Pickman was born in Salem, Massachusetts, a descendant of Benjamin Pickman, an Englishman from Bristol. Pickman graduated from Harvard University in 1784 after having attended Dummer Academy (now known as The Governor's Academy). The descendant of a Salem merchant family dynasty related to other prominent Salem families such as the Derbys, the Pickerings and the Crowninshields, Pickman studied law in Newburyport, Massachusetts, and was admitted to the bar, but soon relinquished the practice of law to engage in commercial pursuits, becoming one of the most active merchants of his day in Salem.
Pickman's father Col. Benjamin Pickman, Sr., one of the most important merchants in Salem, had been a Loyalist, his estates confiscated by the Colonial government and was forced to flee America for England, only returning to Salem in 1785 after the end of the Revolutionary War.
Benjamin Pickman Jr., served the new nation in several capacities. He was a member of the Massachusetts House of Representatives in 1797-1802, 1812, and 1813. Benjamin Pickman Jr. also served in the Massachusetts Senate in 1803, as well as a member of the executive council of the State in 1805, 1808, 1813, 1814, and 1819-1821.
Pickman was elected as a Federalist to the Eleventh Congress (March 4, 1809 – March 3, 1811), but he was not a candidate for renomination in 1810. He served as member of the convention to revise the constitution of the State of Massachusetts in 1820. He served as overseer of Harvard University 1810-1818. He served as president of the board of directors of the Theological School at Cambridge. He died in Salem, Massachusetts, August 16, 1843, and was interred with his Pickman ancestors in Salem's Broad Street Cemetery. He was elected a Fellow of the American Academy of Arts and Sciences in 1815.

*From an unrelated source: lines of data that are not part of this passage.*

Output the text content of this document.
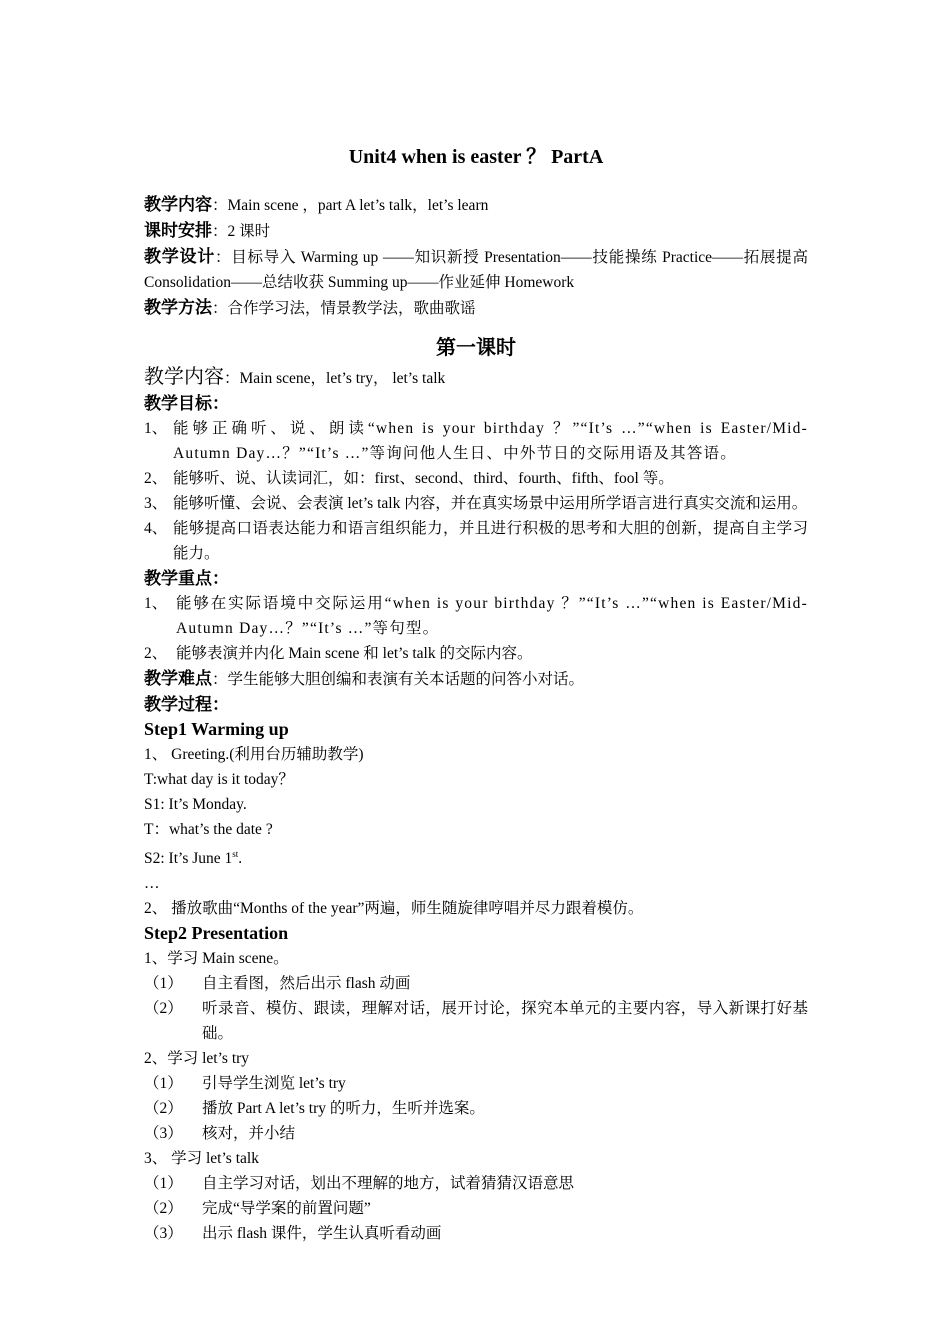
Unit4 when is easter ？ PartA

教学内容：Main scene ，part A let’s talk，let’s learn

课时安排：2 课时

教学设计：目标导入 Warming up ——知识新授 Presentation——技能操练 Practice——拓展提高 Consolidation——总结收获 Summing up——作业延伸 Homework

教学方法：合作学习法，情景教学法，歌曲歌谣

第一课时

教学内容：Main scene，let’s try， let’s talk

教学目标：

1、 能够正确听、说、朗读“when is your birthday ？”“It’s …”“when is Easter/Mid-Autumn Day…？”“It’s …”等询问他人生日、中外节日的交际用语及其答语。
2、 能够听、说、认读词汇，如：first、second、third、fourth、fifth、fool 等。
3、 能够听懂、会说、会表演 let’s talk 内容，并在真实场景中运用所学语言进行真实交流和运用。
4、 能够提高口语表达能力和语言组织能力，并且进行积极的思考和大胆的创新，提高自主学习能力。

教学重点：

1、 能够在实际语境中交际运用“when is your birthday ？”“It’s …”“when is Easter/Mid-Autumn Day…？”“It’s …”等句型。
2、 能够表演并内化 Main scene 和 let’s talk 的交际内容。

教学难点：学生能够大胆创编和表演有关本话题的问答小对话。

教学过程：

Step1 Warming up

1、 Greeting.(利用台历辅助教学)

T:what day is it today？

S1: It’s Monday.

T：what’s the date ?

S2: It’s June 1st.

…

2、 播放歌曲“Months of the year”两遍，师生随旋律哼唱并尽力跟着模仿。

Step2 Presentation

1、学习 Main scene。

（1）	自主看图，然后出示 flash 动画
（2）	听录音、模仿、跟读，理解对话，展开讨论，探究本单元的主要内容，导入新课打好基础。

2、学习 let’s try

（1）	引导学生浏览 let’s try
（2）	播放 Part A let’s try 的听力，生听并选案。
（3）	核对，并小结

3、 学习 let’s talk

（1）	自主学习对话，划出不理解的地方，试着猜猜汉语意思
（2）	完成“导学案的前置问题”
（3）	出示 flash 课件，学生认真听看动画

Pickman was instrumental in the commercial development of much of the heart of historic Salem. In 1815 he and John Derby III acquired property belonging to Derby family heirs to develop Derby Square, which would encompass three brick commercial rows. The Pickman-Derby Block, built in 1817, still stands. The Pickman Building on Derby Square, built in 1816, was part of the development. All of these buildings would be connected to a series of smuggling tunnels leading to the wharfs in town The Pickman family also owned Pickman farm. Salem's Pickman Street is named for them.
Benjamin Pickman Jr. was married to Anstiss Derby, daughter of Elias Hasket Derby and Elizabeth Crowninshield. The son of Benjamin Pickman and the former Anstiss Derby was Hasket Derby Pickman, who died in 1815, the same year he graduated from Harvard College.